Of course not. Government backbenchers and the main Opposition party seem to be entirely of one mind in relation to the work on tax avoidance of the public accounts committee at Westminster. They are not fooled for a second. They know what Hodge and her fellow conspirators are up to – a nefarious plot against Ireland by the dirty Brits.
I kid you not. Recently, on Tonight with Vincent Browne on TV3, Mary Lou McDonald of Sinn Féin suggested the Oireachtas select subcommittee on finance should invite the Revenue, the OECD and representatives of some of the multinational companies to answer considered and respectful questions about how the corporation tax system works here.
Two highly ambitious politicians – Labour’s Aodhán Ó Ríordáin and Fianna Fáil’s Darragh O’Brien, both men who would see themselves as future cabinet ministers – spoke with one voice: the whole thing is a British conspiracy against poor little Ireland.
Here’s Ó Ríordáin: “It’s all centred around an agenda to criticise our corporation tax rate. That’s the whole point of why they’re doing it . . . This suggestion that we would have this investigation is coming as a result of those [Westminster] hearings. We have to be very careful. Either, one, people are being incredibly naive and don’t realise what’s happening or, two, people are playing politics with people’s jobs.”
And here’s O’Brien: “Where I would agree with Aodhán , and I don’t often, is that this is being driven by the British parliament, British MPs, and I won’t take any lectures from the UK and nor should Ireland by the way . . . So why are they doing this? They’re doing it to undermine us.”

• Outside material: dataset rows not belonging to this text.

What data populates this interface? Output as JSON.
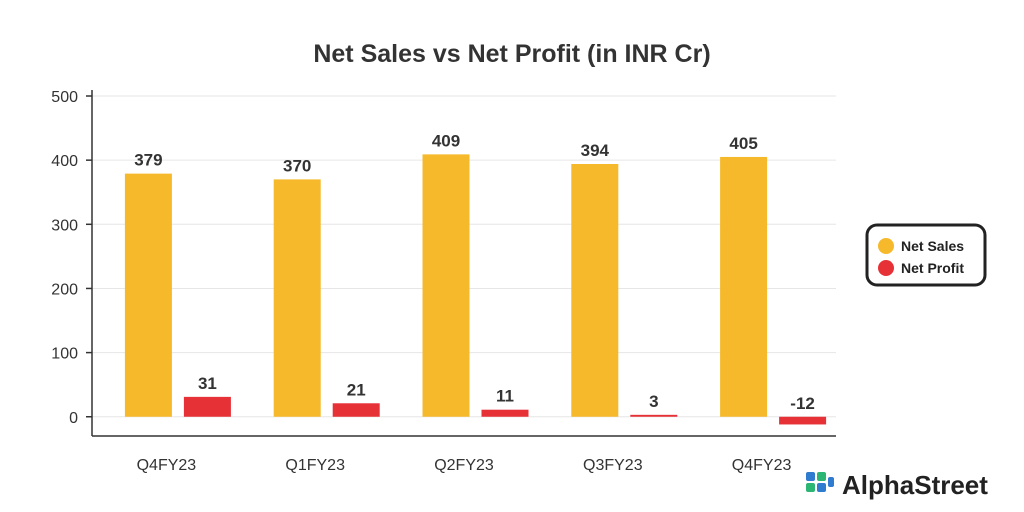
{
  "chart_data": {
    "type": "bar",
    "title": "Net Sales vs Net Profit (in INR Cr)",
    "xlabel": "",
    "ylabel": "",
    "categories": [
      "Q4FY23",
      "Q1FY23",
      "Q2FY23",
      "Q3FY23",
      "Q4FY23"
    ],
    "series": [
      {
        "name": "Net Sales",
        "values": [
          379,
          370,
          409,
          394,
          405
        ],
        "color": "#F6B92B"
      },
      {
        "name": "Net Profit",
        "values": [
          31,
          21,
          11,
          3,
          -12
        ],
        "color": "#E63137"
      }
    ],
    "ylim": [
      -30,
      500
    ],
    "yticks": [
      0,
      100,
      200,
      300,
      400,
      500
    ],
    "grid": true,
    "legend": "right"
  },
  "branding": {
    "name": "AlphaStreet",
    "icon": "alphastreet-logo-icon",
    "colors": [
      "#2E7BCF",
      "#2BB673"
    ]
  }
}
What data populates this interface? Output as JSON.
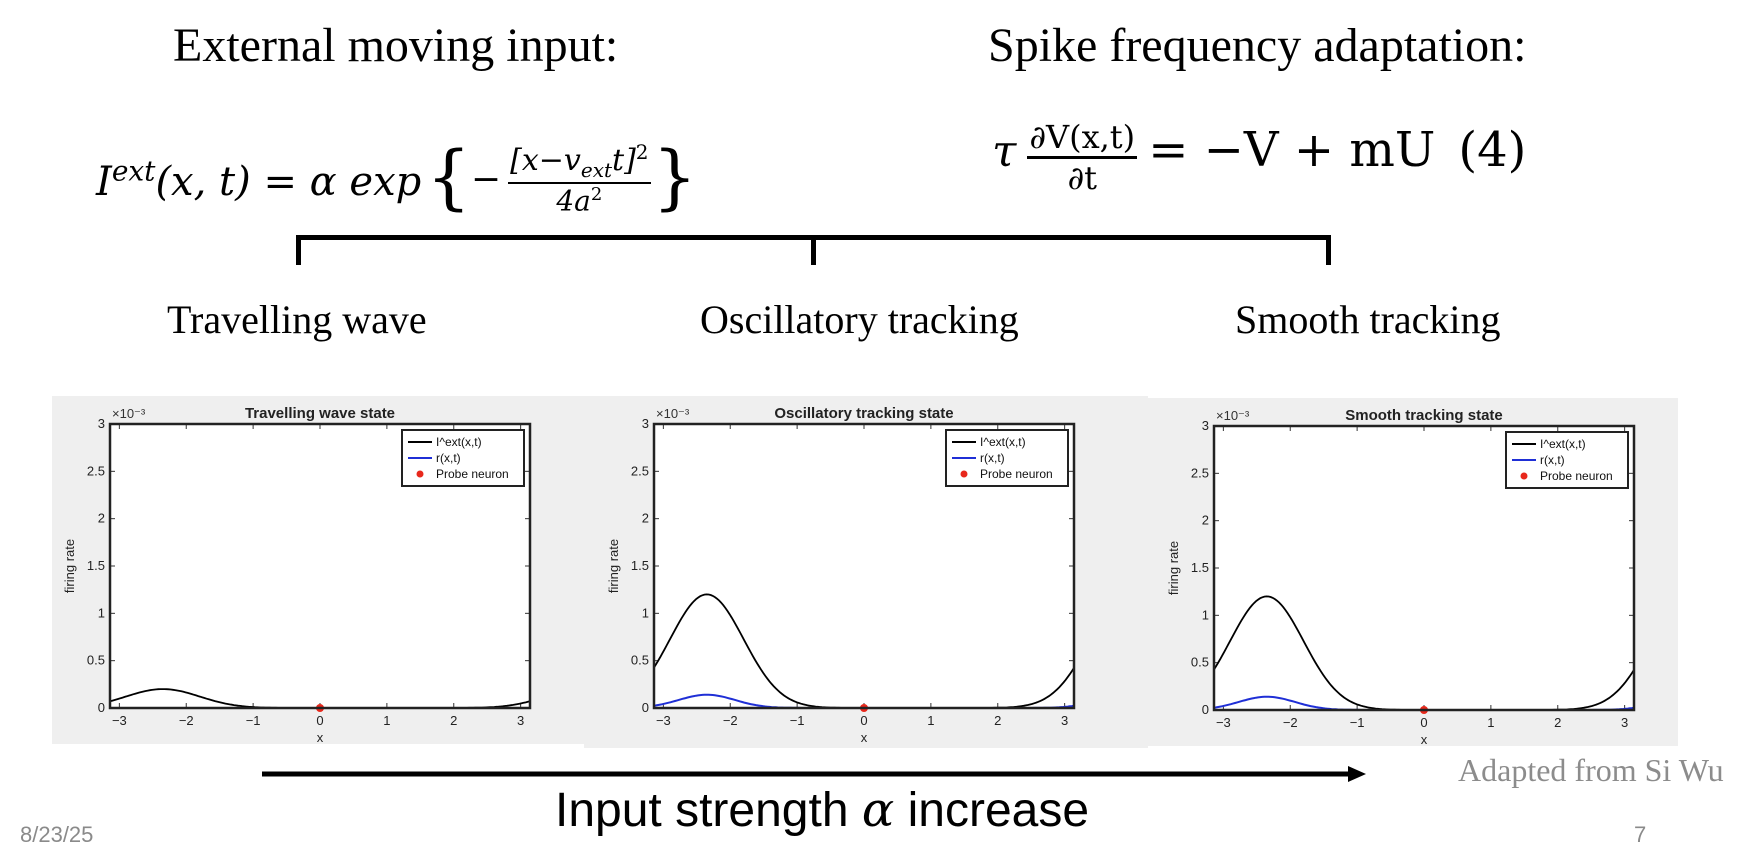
{
  "headings": {
    "left": "External moving input:",
    "right": "Spike frequency adaptation:"
  },
  "equations": {
    "left": {
      "lhs_symbol": "I",
      "lhs_sup": "ext",
      "lhs_args": "(x, t)",
      "equals": "=",
      "alpha": "α",
      "fn": "exp",
      "numerator": "[x−v",
      "numerator_sub": "ext",
      "numerator_tail": "t]",
      "numerator_sup": "2",
      "denominator": "4a",
      "denominator_sup": "2"
    },
    "right": {
      "tau": "τ",
      "numerator": "∂V(x,t)",
      "denominator": "∂t",
      "rhs": "= −V + mU",
      "number": "(4)"
    }
  },
  "regime_labels": [
    "Travelling wave",
    "Oscillatory tracking",
    "Smooth tracking"
  ],
  "arrow_caption": {
    "prefix": "Input strength ",
    "alpha": "α",
    "suffix": " increase"
  },
  "credit": "Adapted from Si Wu",
  "footer": {
    "date": "8/23/25",
    "page": "7"
  },
  "colors": {
    "input_curve": "#000000",
    "rate_curve": "#1f2fd6",
    "probe": "#e8281c",
    "panel_bg": "#efefef"
  },
  "chart_data": [
    {
      "type": "line",
      "title": "Travelling wave state",
      "xlabel": "x",
      "ylabel": "firing rate",
      "y_exponent": "×10⁻³",
      "xlim": [
        -3.14,
        3.14
      ],
      "ylim": [
        0,
        3
      ],
      "x_ticks": [
        "−3",
        "−2",
        "−1",
        "0",
        "1",
        "2",
        "3"
      ],
      "y_ticks": [
        "0",
        "0.5",
        "1",
        "1.5",
        "2",
        "2.5",
        "3"
      ],
      "legend": [
        "I^ext(x,t)",
        "r(x,t)",
        "Probe neuron"
      ],
      "legend_position": "top-right",
      "series": [
        {
          "name": "I^ext(x,t)",
          "kind": "gaussian_periodic",
          "center": -2.35,
          "amplitude": 0.2,
          "width": 0.55
        },
        {
          "name": "r(x,t)",
          "kind": "gaussian_periodic",
          "center": -2.35,
          "amplitude": 0.0,
          "width": 0.5
        }
      ],
      "probe": {
        "x": 0,
        "y": 0
      }
    },
    {
      "type": "line",
      "title": "Oscillatory tracking state",
      "xlabel": "x",
      "ylabel": "firing rate",
      "y_exponent": "×10⁻³",
      "xlim": [
        -3.14,
        3.14
      ],
      "ylim": [
        0,
        3
      ],
      "x_ticks": [
        "−3",
        "−2",
        "−1",
        "0",
        "1",
        "2",
        "3"
      ],
      "y_ticks": [
        "0",
        "0.5",
        "1",
        "1.5",
        "2",
        "2.5",
        "3"
      ],
      "legend": [
        "I^ext(x,t)",
        "r(x,t)",
        "Probe neuron"
      ],
      "legend_position": "top-right",
      "series": [
        {
          "name": "I^ext(x,t)",
          "kind": "gaussian_periodic",
          "center": -2.35,
          "amplitude": 1.2,
          "width": 0.55
        },
        {
          "name": "r(x,t)",
          "kind": "gaussian_periodic",
          "center": -2.35,
          "amplitude": 0.14,
          "width": 0.42
        }
      ],
      "probe": {
        "x": 0,
        "y": 0
      }
    },
    {
      "type": "line",
      "title": "Smooth tracking state",
      "xlabel": "x",
      "ylabel": "firing rate",
      "y_exponent": "×10⁻³",
      "xlim": [
        -3.14,
        3.14
      ],
      "ylim": [
        0,
        3
      ],
      "x_ticks": [
        "−3",
        "−2",
        "−1",
        "0",
        "1",
        "2",
        "3"
      ],
      "y_ticks": [
        "0",
        "0.5",
        "1",
        "1.5",
        "2",
        "2.5",
        "3"
      ],
      "legend": [
        "I^ext(x,t)",
        "r(x,t)",
        "Probe neuron"
      ],
      "legend_position": "top-right",
      "series": [
        {
          "name": "I^ext(x,t)",
          "kind": "gaussian_periodic",
          "center": -2.35,
          "amplitude": 1.2,
          "width": 0.55
        },
        {
          "name": "r(x,t)",
          "kind": "gaussian_periodic",
          "center": -2.35,
          "amplitude": 0.14,
          "width": 0.42
        }
      ],
      "probe": {
        "x": 0,
        "y": 0
      }
    }
  ]
}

Never mind that the allegation of an anti-Irish plot is patently nonsensical: Starbucks, for example, was operating its tax avoidance through the Netherlands. (Maybe Hodge is a secret Jacobite with a grudge against the House of Orange.) Never mind that our model of development based on tax incentives is in obvious trouble. Never mind that many heads of multinational corporations might actually welcome the chance to explain what they do. Our parliament knows that, when faced with British plots, the best thing is to keep schtum and carry on.